Why do we like REITs? What are the benefits of REITs?

REIT holds rental properties. So its main incomes are rental incomes. Such rental properties can be office buildings, shopping malls, lands, etc. Usually, REIT will pay out at least 90% of its taxable profit as dividends. This is either required by regulations or due to tax incentives.

Rental is usually a fairly consistent source of income. So you see, with at least 90% payout, the income stream invested in REIT is fairly consistent for investor.

This makes REITs high-yield stocks and extremely attractive as income-generating assets or assets(i).

As investors, we just need to invest a small amount to own part of the shopping mall, offices, lands, etc. through REITs. We can sell it anytime and easily through stock markets. The transaction cost to buy and sell REITs is low compared to normal properties. We can own a diversified portfolio of properties. These are the benefits that the usual property investments cannot provide.

Yes, stock prices of REITs fluctuate. However, as long as the rental properties are well managed, the rental markets are stable and the rental incomes are consistent, you can get consistent dividend incomes. And if you bought the REIT at a good price, it gives you consistent good ROI, regardless of fluctuations of stock prices.

Do you still remember the objective of financial planning? For FPM that is to accumulate income generating assets.

More on the explanation of REIT from Investopedia.

However, M-REIT is a bit different from the usual REIT...

M-REIT refers to REIT in Malaysia that is regulated under the above mentioned SC's guidelines.

In a way, Malaysians are non-conformists. We always want to be a bit different from the rest of the world to show that "kita boleh". :-)

These are the salient features of M-REIT:

1. Investors' dividends will be taxed at investors' books.
2. Non-residents' dividends will be taxed at 28%. It is an upfront and final withholding tax.
3. There are NO explicit requirement of minimum payout ratio in the guidelines.

Item 1 makes M-REIT less attractive to local investors.
Item 2 makes it less attractive to non-resident investors.
The worst is item 3 - there is no explicit minimum dividend payout requirement. So as investors, we have to read the terms of the REITs carefully. We have to make sure the REIT that we invest in states that it will pay out 90% of its taxable profits even though it is true that the tax structure does encourage REIT to pay out dividends as high as possible.

Where to buy M-REIT?

You buy REITs through your stockbrokers/ remisiers. You can also book your trade through online stockbrokers. Check out the list of Malaysia online stockbrokers in our directory. REIT is listed at Bursa Malaysia or KLSE (old name). Or you can buy it through IPO. You may find the opening and closing dates to subscribe for IPO at the web site of Bursa Malaysia.
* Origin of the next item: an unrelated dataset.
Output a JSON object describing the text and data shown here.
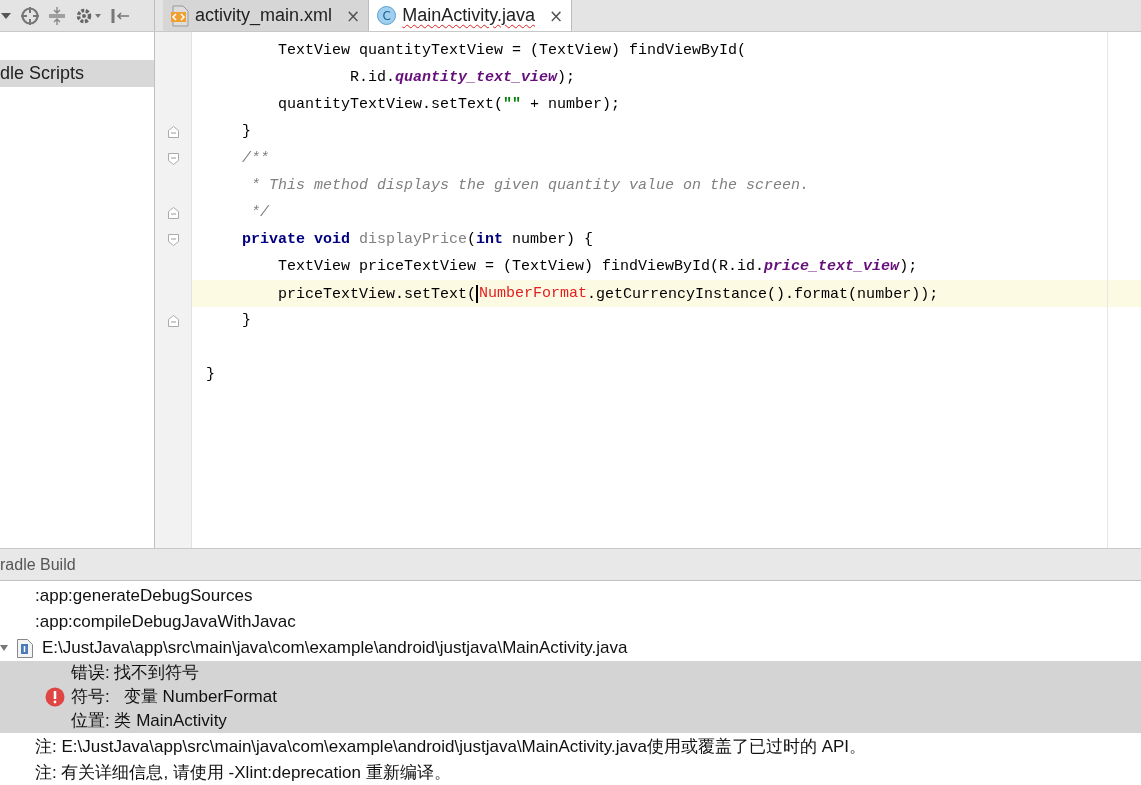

Unit trust agents or banks do not sell REIT, although REIT is trust fund. REIT's stock prices are determined by market supply and demand, just like company share prices. On contrary, unit trust prices are determined by NAV, net assets value, which is the value of its assets less liabilities (if any). It is calculated by unit trust companies daily.

Currently, there is one REIT, i.e. Axis-REIT, listed on Bursa Malaysia's TRUST section. The other three listed trusts are property trust, which is similar to REIT. Like REIT, property trust is subjected to the recent new guidelines from SC.